Can't remember just what they required, but it struck me as unreasonably lofty.

Oh, yeah, you should know that you're required to submit almost no actual additional documentation beside your return, you'll need to report these for seven years, in the skin you need them for an audit.
Just FYI.
Good Luck!

I found out my husband didn't income his taxes the year past we be married, what do i do? What could arise?

I think he owes individual about 900 dollars. It have been several years, why hasn't anyone contacted us and what could come up if he never pays them?
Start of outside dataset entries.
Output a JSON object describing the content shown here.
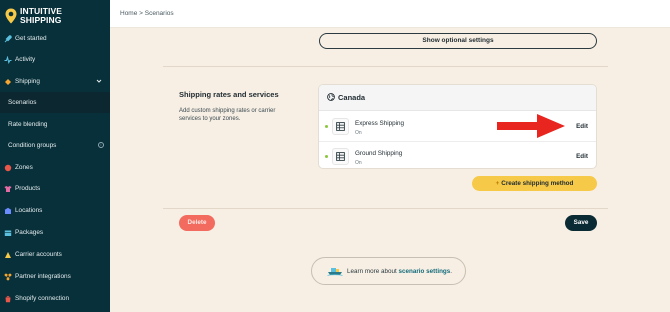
{
  "app": {
    "logo_line1": "INTUITIVE",
    "logo_line2": "SHIPPING",
    "brand_color": "#f7c948"
  },
  "sidebar": {
    "items": [
      {
        "label": "Get started",
        "icon": "rocket-icon"
      },
      {
        "label": "Activity",
        "icon": "activity-icon"
      },
      {
        "label": "Shipping",
        "icon": "shipping-icon",
        "expanded": true
      },
      {
        "label": "Scenarios",
        "sub": true,
        "active": true
      },
      {
        "label": "Rate blending",
        "sub": true
      },
      {
        "label": "Condition groups",
        "sub": true
      },
      {
        "label": "Zones",
        "icon": "zones-icon"
      },
      {
        "label": "Products",
        "icon": "products-icon"
      },
      {
        "label": "Locations",
        "icon": "locations-icon"
      },
      {
        "label": "Packages",
        "icon": "packages-icon"
      },
      {
        "label": "Carrier accounts",
        "icon": "carrier-icon"
      },
      {
        "label": "Partner integrations",
        "icon": "partner-icon"
      },
      {
        "label": "Shopify connection",
        "icon": "shopify-icon"
      }
    ]
  },
  "header": {
    "breadcrumb": "Home > Scenarios"
  },
  "main": {
    "optional_settings_label": "Show optional settings",
    "section_title": "Shipping rates and services",
    "section_desc": "Add custom shipping rates or carrier services to your zones.",
    "zone_name": "Canada",
    "rates": [
      {
        "name": "Express Shipping",
        "status": "On",
        "edit_label": "Edit"
      },
      {
        "name": "Ground Shipping",
        "status": "On",
        "edit_label": "Edit"
      }
    ],
    "create_label": "Create shipping method",
    "delete_label": "Delete",
    "save_label": "Save",
    "learn_prefix": "Learn more about",
    "learn_link": "scenario settings",
    "learn_suffix": "."
  }
}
Answers: They'd have to arrest me! Even then, plead ignorance and pay envelope up. I wouldn't worry roughly speaking it.
File jointly for this year, but next to injured spouse allocation to protect your share of any refund.
Next, generate him file NOW. The amount he owed have grown due to penalties and fees. The IRS may be slow, but they will find him and this will retreat you unless/until you fix it. There are penalties and interest, but there's also more serious consequences for failing to directory. Al Capone did time for tax evasion, not murder or bootlegging.
OK, they will seize his share of any refund due. He wishes to start paying on his payment plan NOW, or set up a latest one, and keep it up. He should touch with an IRS taxpayer counsel. The fact that he file and didn't pay, give them a longer time to chase him down. They won't forget it. If he's not going to act close to an adult, you trademark him--you married the fool.
7 years filing define.
Do the paperwork before freaking out.
You could receive a tax accountant to look at it. Depending on how you do things it might even work out for the better.